Both scores help identify and address delays in the startup process.

Reporting tabs:

• Model performance: View boot and sign-in performance by device model to spot model-specific issues.
• Device performance: See boot and sign-in metrics for all devices, sort by metric, and review individual device history.
• Startup processes: Identify processes that delay sign-in by keeping CPU usage high after desktop render. Shows device count, median delay, and total delay per process.

INFO

You can find more information about known issues here.

---

Restart frequency

Endpoint analytics includes insights into restart frequency, helping you spot devices with frequent reboots that may impact user experience.

Restarts are grouped into six categories:

• Abnormal shutdowns (unexpected restarts):
  • Stop errors: Blue screen errors (should be rare, less than 2 per device per year).
  • Long power button press: Forced restarts by holding the power button (should be even less frequent).
  • Unknown: Other abnormal shutdowns.
• Normal shutdowns (normal restarts):
  • Update: Restart to complete a Windows update (about one per device per month is ideal).
  • Shutdown (no update): User-initiated shutdowns (daily).
  • Restart (no update): Should be rare (ideally close to zero).

INFO

You can find more information about known issues here.

---

Application reliability

The application reliability report helps you quickly identify desktop apps that impact end-user productivity by showing aggregate usage and failure metrics. You can drill into specific device data and view app reliability events to troubleshoot issues.

IMPORTANT

As mentioned above, if you use Advanced Analytics, the App Reliability Score and App Performance tab are replaced with the enhanced Device Timeline tab. To view a device's application reliability score, go to the Device performance tab and search for the device.

App reliability score
This score (0–100) summarizes desktop app robustness across your environment, based on each app’s crash frequency and usage over the past 14 days.

App performance tab
Shows reliability insights for foreground apps with significant usage (active on >5 devices or >2% of enrolled devices). For each app, you’ll see:

• App name/publisher
• Active devices (14 days)
• Total usage duration (14 days)
• Total crashes (14 days)
• Mean time to failure (average usage time before a crash)
• App reliability score

App performance details
Select an app to compare crash counts and affected devices by app version or OS version, helping you pinpoint problematic versions or OS correlations.

Device performance tab
Shows app reliability insights per device, including total app crashes in the last 14 days. Selecting a device displays a timeline of app crash and unresponsive events (up to 14 days).

App crash events are limited to 10 per app, per device, per day.

INFO

You can find more information about known issues here.

---

Endpoint analytics in Microsoft Adoption Score

Endpoint analytics in Microsoft Adoption Score provides organizational-level insights into device performance, startup times, and application reliability, helping you identify and address issues that impact user experience. These analytics are visible to Adoption Score users, not just Intune admins, making it easier to drive improvements across your organization.

Key insights include:

• Current Endpoint analytics score and trends over 180 days
• Startup performance scores (boot and sign-in times)
• Application reliability metrics (top apps affecting reliability, mean time to failure, and active devices)

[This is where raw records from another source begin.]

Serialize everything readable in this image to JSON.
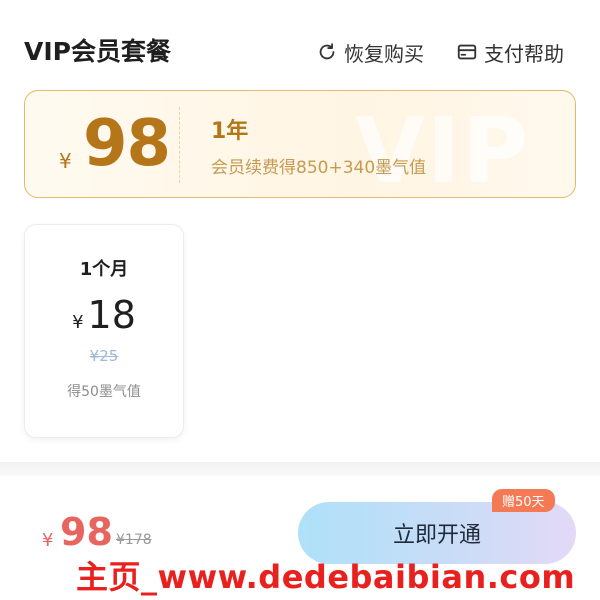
{
  "header": {
    "title": "VIP会员套餐",
    "restore_label": "恢复购买",
    "help_label": "支付帮助"
  },
  "plans": [
    {
      "name": "1年",
      "currency": "¥",
      "price": "98",
      "description": "会员续费得850+340墨气值",
      "watermark_text": "VIP",
      "selected": true
    },
    {
      "name": "1个月",
      "currency": "¥",
      "price": "18",
      "original_price": "¥25",
      "description": "得50墨气值",
      "selected": false
    }
  ],
  "checkout": {
    "currency": "¥",
    "price": "98",
    "original_price": "¥178",
    "button_label": "立即开通",
    "badge": "赠50天"
  },
  "overlay": {
    "watermark": "主页_www.dedebaibian.com"
  },
  "colors": {
    "gold": "#b5761a",
    "gold_border": "#e3b96a",
    "price_red": "#e8655f",
    "badge_orange": "#f47a56",
    "watermark_red": "#e8211e"
  },
  "icons": [
    "refresh-icon",
    "card-icon"
  ]
}
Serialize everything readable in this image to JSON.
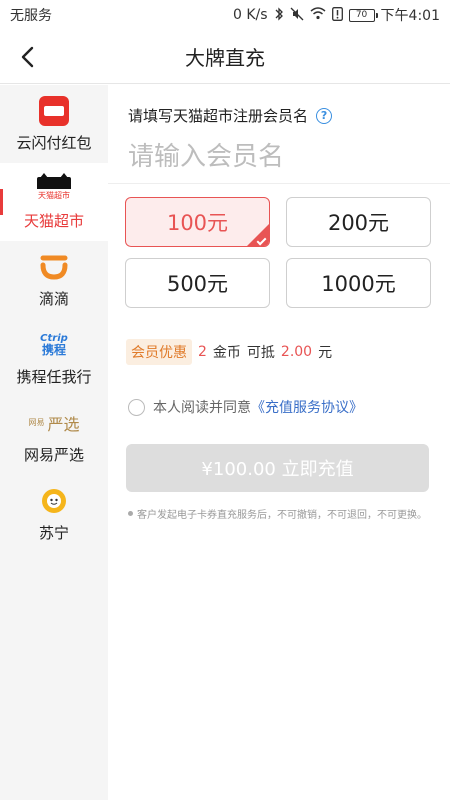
{
  "status_bar": {
    "carrier": "无服务",
    "speed": "0 K/s",
    "battery": "70",
    "time": "下午4:01"
  },
  "header": {
    "title": "大牌直充"
  },
  "sidebar": {
    "items": [
      {
        "label": "云闪付红包",
        "icon": "unionpay-red-packet-icon",
        "active": false
      },
      {
        "label": "天猫超市",
        "icon": "tmall-icon",
        "logo_text": "天猫超市",
        "active": true
      },
      {
        "label": "滴滴",
        "icon": "didi-icon",
        "active": false
      },
      {
        "label": "携程任我行",
        "icon": "ctrip-icon",
        "logo_en": "Ctrip",
        "logo_zh": "携程",
        "active": false
      },
      {
        "label": "网易严选",
        "icon": "netease-yanxuan-icon",
        "logo_small": "网易",
        "logo_big": "严选",
        "active": false
      },
      {
        "label": "苏宁",
        "icon": "suning-icon",
        "active": false
      }
    ]
  },
  "form": {
    "title": "请填写天猫超市注册会员名",
    "help_symbol": "?",
    "input_placeholder": "请输入会员名",
    "input_value": ""
  },
  "amounts": {
    "options": [
      "100元",
      "200元",
      "500元",
      "1000元"
    ],
    "selected_index": 0
  },
  "promo": {
    "badge": "会员优惠",
    "coins": "2",
    "coin_unit": "金币",
    "deduct_text": "可抵",
    "deduct_amount": "2.00",
    "currency": "元"
  },
  "agreement": {
    "text": "本人阅读并同意",
    "link": "《充值服务协议》",
    "checked": false
  },
  "submit": {
    "label": "¥100.00 立即充值",
    "enabled": false
  },
  "notice": {
    "text": "客户发起电子卡券直充服务后，不可撤销，不可退回，不可更换。"
  },
  "colors": {
    "accent_red": "#e85454",
    "link_blue": "#3a6fc8",
    "promo_orange": "#e07b2a",
    "disabled_gray": "#dddddd"
  }
}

The Endpoint analytics score is a weighted average of Startup performance, Application reliability, and Work from anywhere scores.

INFO

You can find more information about known issues here.

💡 Conclusion

Who would have thought there could be so much depth behind just a handful of reports and dashboards?

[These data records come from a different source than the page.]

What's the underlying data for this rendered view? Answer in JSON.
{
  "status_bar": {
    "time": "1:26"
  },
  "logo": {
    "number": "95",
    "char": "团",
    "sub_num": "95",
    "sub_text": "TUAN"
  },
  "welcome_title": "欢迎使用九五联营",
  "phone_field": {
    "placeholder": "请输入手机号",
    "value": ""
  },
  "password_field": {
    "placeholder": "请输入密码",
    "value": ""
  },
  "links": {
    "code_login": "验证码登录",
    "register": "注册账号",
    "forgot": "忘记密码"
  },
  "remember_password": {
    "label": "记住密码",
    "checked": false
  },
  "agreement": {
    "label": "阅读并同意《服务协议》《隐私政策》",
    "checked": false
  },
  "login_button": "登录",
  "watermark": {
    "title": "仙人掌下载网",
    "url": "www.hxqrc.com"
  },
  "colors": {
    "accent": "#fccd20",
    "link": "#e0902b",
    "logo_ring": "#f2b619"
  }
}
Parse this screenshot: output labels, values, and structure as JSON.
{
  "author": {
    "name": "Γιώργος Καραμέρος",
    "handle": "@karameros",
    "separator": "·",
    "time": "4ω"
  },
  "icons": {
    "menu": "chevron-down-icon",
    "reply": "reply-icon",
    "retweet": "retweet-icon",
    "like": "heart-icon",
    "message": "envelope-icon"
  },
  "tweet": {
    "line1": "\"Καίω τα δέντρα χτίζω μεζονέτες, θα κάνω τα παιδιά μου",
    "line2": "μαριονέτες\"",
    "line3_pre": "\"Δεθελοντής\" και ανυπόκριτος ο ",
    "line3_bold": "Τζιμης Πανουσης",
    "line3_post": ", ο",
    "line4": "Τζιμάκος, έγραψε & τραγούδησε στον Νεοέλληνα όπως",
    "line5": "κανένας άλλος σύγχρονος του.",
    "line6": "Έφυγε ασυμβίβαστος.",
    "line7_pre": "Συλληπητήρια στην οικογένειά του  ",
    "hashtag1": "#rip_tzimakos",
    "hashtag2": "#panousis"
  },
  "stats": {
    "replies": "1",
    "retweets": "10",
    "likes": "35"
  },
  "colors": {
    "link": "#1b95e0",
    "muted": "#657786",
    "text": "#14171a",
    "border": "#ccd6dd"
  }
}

Advanced Analytics in Intune Suite goes far beyond simple charts, offering a wealth of insights, configuration options, and troubleshooting tools. Not only to watch current data, but also helping admins be more proactive when it comes to device health and reliability. By understanding all these features, you can truly unlock the value of your device data and deliver a better experience for your users.